I received the book as a birthday gift from Andrew and I read the first chapter the next day. In the book she suggests reading a little at a time, even spending a month on one chapter. After reading the first chapter I realized I was going to need a month or so to start putting some of the practices into place so I decided to do a chapter a month. I attempted to draw guidelines for technology, emails, and more. I sucked that first month. I am being brutally honest. The only thing I was good at was making myself feel REALLY bad for how much I was missing because I was too engulfed in my emails, Facebook, website, and even blog.
Next I read chapter two. Yikes. Now I am even more aware how much this is a real issue in my life. Are their moments that I have missed?? Moments I will never get back that have completely escaped me? Yes! So many. Now I just finished chapter three and I feel like it is really setting in. I actually want to throw the phone when I think about my phone and what it has done to me. Might sound dramatic but when I realized that the thing I guard the VERY most is my phone.. it was heart wrenching. Listen to this.. I carry it from room to room..like a child.
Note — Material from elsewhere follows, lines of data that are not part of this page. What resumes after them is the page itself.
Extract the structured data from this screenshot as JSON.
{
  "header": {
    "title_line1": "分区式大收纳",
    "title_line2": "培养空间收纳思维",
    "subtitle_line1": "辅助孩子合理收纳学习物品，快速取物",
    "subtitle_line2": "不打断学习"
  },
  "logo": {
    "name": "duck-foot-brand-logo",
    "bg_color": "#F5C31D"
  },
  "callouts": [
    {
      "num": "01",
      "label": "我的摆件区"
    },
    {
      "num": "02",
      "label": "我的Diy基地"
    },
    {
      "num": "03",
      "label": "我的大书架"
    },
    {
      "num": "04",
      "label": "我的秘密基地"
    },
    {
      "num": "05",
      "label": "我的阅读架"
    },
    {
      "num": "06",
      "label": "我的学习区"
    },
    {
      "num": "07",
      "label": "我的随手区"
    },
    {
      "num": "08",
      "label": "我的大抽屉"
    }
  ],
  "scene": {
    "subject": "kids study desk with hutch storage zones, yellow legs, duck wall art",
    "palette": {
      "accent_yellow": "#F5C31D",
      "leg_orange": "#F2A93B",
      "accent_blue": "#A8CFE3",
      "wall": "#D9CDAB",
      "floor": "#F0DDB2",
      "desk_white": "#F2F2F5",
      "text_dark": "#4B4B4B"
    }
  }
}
I frantically look for it if I don’t see it near me. I always have it on me. I respond to it IMMEDIATELY. Do I this for anything else in my life? Do I respond to Emlyn as soon as she needs me? No, I say hold on a minute. Do I respond to Andrew as soon as he needs me? no same thing.. ONE SEC!
This is hard guys. Really hard. I can’t stand what the phone has become in our home. Its got to change. I can’t miss moments I will never get back. The phone for me is a sign of my over commitment. Over commitment to the business, to the desires, dreams, and unimportant things swirling in my head. I want to be intentional with the people I love and not with my emails, overloaded agenda, and more. So what does this mean for me?
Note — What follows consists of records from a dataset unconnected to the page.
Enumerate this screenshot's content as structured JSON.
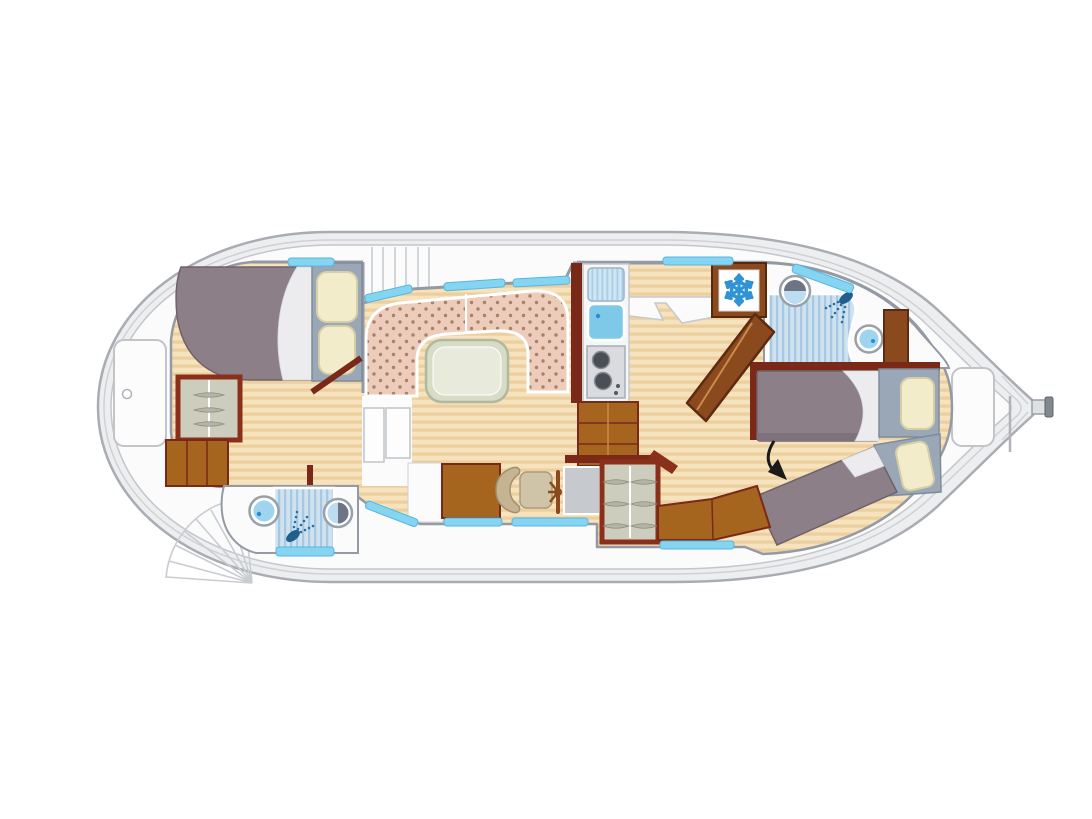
{
  "diagram": {
    "type": "houseboat-floor-plan",
    "orientation": "bow-left-stern-right",
    "icons": {
      "fridge": "snowflake-icon",
      "bow_shower": "shower-head-icon",
      "aft_shower": "shower-head-icon",
      "bed_pointer": "curved-arrow-icon"
    },
    "rooms": {
      "bow_cabin": "double-bed-cabin",
      "bow_bathroom": "shower-sink-toilet",
      "salon": "u-shaped-dinette-with-table",
      "galley": "sink-drainer-two-burner-stove",
      "helm": "seat-wheel-console",
      "aft_bathroom": "shower-sink-toilet-fridge",
      "aft_cabin": "two-single-beds"
    }
  },
  "colors": {
    "hull-band": "#EDEEF0",
    "hull-stroke": "#A9ACB2",
    "deck": "#FBFBFC",
    "deck-line": "#D2D5D9",
    "wall": "#939AA4",
    "floor-base": "#F6E2BC",
    "floor-stripe": "#ECCF9E",
    "wood": "#A5651F",
    "wood-dark": "#7A2818",
    "frame-red": "#8A2F1A",
    "cabinet-interior": "#CDCDBD",
    "mattress": "#8D7F88",
    "sheet-white": "#ECECEE",
    "headboard": "#9AA7B6",
    "pillow": "#F2ECCA",
    "dinette": "#EECCBC",
    "dinette-dot": "#AA8166",
    "table-outer": "#D7DCC6",
    "table-inner": "#E8EBDC",
    "window-blue": "#85D4F2",
    "water-blue": "#9FD4EF",
    "shower-blue": "#CFE2F0",
    "shower-stripe": "#A6C8E2",
    "snowflake-blue": "#2F93D6",
    "console-gray": "#C6C9CE",
    "seat-beige": "#C6B392",
    "arrow-black": "#1A1A1A"
  }
}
It means it is time for some serious boundaries. Work during work hours ONLY. It means setting office hours and responding to emails only during office hours! What did people do before smart phones and iPads? Left work there! This is so hard for me. I love what we do. I love this place. I love hearing from our fans and knowing we are making a difference in peoples lives. The truth is though that I have two lives in my home that I need to make a difference in first! All of this is great and God is SO glorifying it. But I know this right here is what He is calling me to do. A year to be intentional. Intentional with my minutes, hours, friends, family, and so on. I don’t want moments to pass me by because my head was buried in emails and a long to do list. Living is not completing the list before me. Living is not being completely disconnected from what is in front of you.. Living is connecting to the ones who are before you. Living is living simply. Living is letting go of perfection and letting the noise of your life be filled with JOY and laughter instead of the sounds of your technology.
THE HANDS FREE PLEDGE
I’m becoming Hands Free.
I want to make memories, not to-do lists.
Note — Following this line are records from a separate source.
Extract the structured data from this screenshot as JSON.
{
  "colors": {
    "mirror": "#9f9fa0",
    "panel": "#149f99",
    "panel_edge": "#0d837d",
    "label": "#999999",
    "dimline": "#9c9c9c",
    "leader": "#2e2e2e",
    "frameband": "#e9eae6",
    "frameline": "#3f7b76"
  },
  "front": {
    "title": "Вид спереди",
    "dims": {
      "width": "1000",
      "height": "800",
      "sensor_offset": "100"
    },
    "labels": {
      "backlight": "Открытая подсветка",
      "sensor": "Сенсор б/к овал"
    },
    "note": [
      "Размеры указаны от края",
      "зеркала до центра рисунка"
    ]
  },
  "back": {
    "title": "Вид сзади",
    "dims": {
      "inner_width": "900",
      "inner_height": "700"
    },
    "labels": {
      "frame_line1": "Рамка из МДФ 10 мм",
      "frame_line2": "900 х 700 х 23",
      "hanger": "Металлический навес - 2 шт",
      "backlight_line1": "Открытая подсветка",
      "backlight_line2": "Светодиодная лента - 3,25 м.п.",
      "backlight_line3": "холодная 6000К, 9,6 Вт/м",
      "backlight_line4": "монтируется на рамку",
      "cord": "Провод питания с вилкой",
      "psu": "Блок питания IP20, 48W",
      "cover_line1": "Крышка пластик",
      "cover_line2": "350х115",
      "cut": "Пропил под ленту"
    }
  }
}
I want t feel the squeeze of my child’s arm, not the pressure of overcommitment.
I want to get lost in conversation with people I love, not consumed by a sea of unimportant emails.
I want to be overwhelmed by sunsets that give me hope, not by overloaded agendas that steal my joy.
I want the noise of my life to be a mixture of laughter and gratitude, not the intrusive buzz of cell phones and text messages.
I’m letting go of distraction, disconnection, and perfection to live a life that simply, so very simply, consists of what it really matters.
I’m becoming Hands Free.
This DOES not mean I can not run a business, and spend time working. This simply means that I need to devote me UNDIVIDED attention to my family when I am with them. There has to be a time to work and socialize APART from our time together. You may not even notice a difference but we will. I have realized the cost of my distraction in my family time and it is time to focus on the roses that are before me!
“One of the most tragic things I know about human nature is that all of us tend to put off living. We are all dreaming of some magical rose garden over the horizon- instead of enjoying the roses that are blooming outside our windows today.” – Dale Carnegie
I share all of this in hopes of bringing some revelation in your own life! If you would like to join me in this Hands Free journey please COMMENT, or message me! I want to know who is with me! I encourage you to introduce HANDS FREE time periods into your day to start. Mine are FIRST thing in the morning and right before bed. Turn everything off or lock your devices away from you. One of my rules has been that I CAN NOT touch my computer or phone until I have read my daily devotional and bible! This has been a great rule for me! Buy the book. Maybe you already read it but still struggle. READ IT AGAIN! My prayer is that this blog posts finds other mommas that need to realize what the cost of their distraction is. This is what matters most ladies. This is it. Thanks for reading!